Tanpınar’ın tâbiriyle, “saf şiir zevkine hitâb etmeyen”; fakat “açtığı ve hız verdiği büyük hareketle beğenip sevdiğimiz”, 1862’de Tasvîr-i Efkâr Matbaası’nda basılan şiirlerini, yeni ismi Müntehâbât-ı Eş’ârım adıyla 1870’te ilâvelerle tekrar basan Şinâsî, 1870’te Durûb-ı Emsâl-i Osmâniye adında geniş bir atasözleri derlemesini Dîvân şiirinden örneklerle neşretmiş, Racine, Lamartine, La Fontaine ve Fenelon’dan tercüme şiirlerin yer aldığı Tercüme-i Manzûme’sini de aynı yıl yayınlamıştır. En bilinen eseri, 1859’da yazılmış ve Tercümân-ı Ahvâl’de tefrîka edildikten sonra 1860’ta tab edilmiş olan, görücü usûlü evliliğin hicvedildiği, Şâir Evlenmesi adlı tek perdelik komedidir.
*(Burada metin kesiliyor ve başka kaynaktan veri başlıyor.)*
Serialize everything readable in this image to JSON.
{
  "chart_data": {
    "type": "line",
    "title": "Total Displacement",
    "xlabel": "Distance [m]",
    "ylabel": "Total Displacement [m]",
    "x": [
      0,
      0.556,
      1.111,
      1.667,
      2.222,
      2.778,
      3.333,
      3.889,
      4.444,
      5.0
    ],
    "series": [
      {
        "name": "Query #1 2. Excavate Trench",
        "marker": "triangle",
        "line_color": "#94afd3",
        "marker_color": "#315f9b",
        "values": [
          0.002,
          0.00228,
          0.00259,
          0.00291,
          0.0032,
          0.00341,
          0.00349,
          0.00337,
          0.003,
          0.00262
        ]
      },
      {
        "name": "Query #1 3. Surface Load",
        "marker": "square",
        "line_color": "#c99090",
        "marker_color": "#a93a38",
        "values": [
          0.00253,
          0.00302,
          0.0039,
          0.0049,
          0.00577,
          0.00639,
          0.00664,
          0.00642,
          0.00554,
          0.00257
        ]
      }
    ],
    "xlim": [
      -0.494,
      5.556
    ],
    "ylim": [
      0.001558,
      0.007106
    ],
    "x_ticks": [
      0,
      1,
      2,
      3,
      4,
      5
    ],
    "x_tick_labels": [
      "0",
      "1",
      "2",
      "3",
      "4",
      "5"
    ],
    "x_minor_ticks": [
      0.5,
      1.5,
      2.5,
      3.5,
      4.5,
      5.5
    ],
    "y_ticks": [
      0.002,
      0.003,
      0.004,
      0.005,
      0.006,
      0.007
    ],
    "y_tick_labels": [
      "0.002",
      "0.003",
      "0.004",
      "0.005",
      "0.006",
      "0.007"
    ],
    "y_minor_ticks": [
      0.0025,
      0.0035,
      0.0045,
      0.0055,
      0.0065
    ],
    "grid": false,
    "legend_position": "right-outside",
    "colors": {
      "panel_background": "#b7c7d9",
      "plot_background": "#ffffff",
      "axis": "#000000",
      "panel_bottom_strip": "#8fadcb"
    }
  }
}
Sarf u Nahv-ı Türkî ve Kâmûs-ı Osmânî adlı gramer ve sözlük çalışmaları ise maalesef kayıptır.
Düşünce hayâtımıza gazetecilik ve matbaacılık kanalıyla canlılık kazandırarak yeni kavramlar getiren, bilhassa gazetesinde halkın anlayabileceği yalın bir dili kullanarak bu alanda öncü isimlerden biri olan ve “fikri bir süs tufanında boğan (…) nesrimize bir yazı dili haysiyetini verenlerin başında mutlak surette o vardır.” diyerek nesrimizi onunla başlattığı Şinâsî’yi, Ahmed Cevdet Paşa (Ahmed Cevdet Paşa maddesine bkz.) ve Münif Paşa’yla[6] birlikte yeniliğin üç büyük muharririnden sayan Tanpınar’a göre, ona, “Türk irfanının Avrupalılaşmasını, yani yeni bir dünya görüşü içinde kendimizi bulmayı borçluyuz.”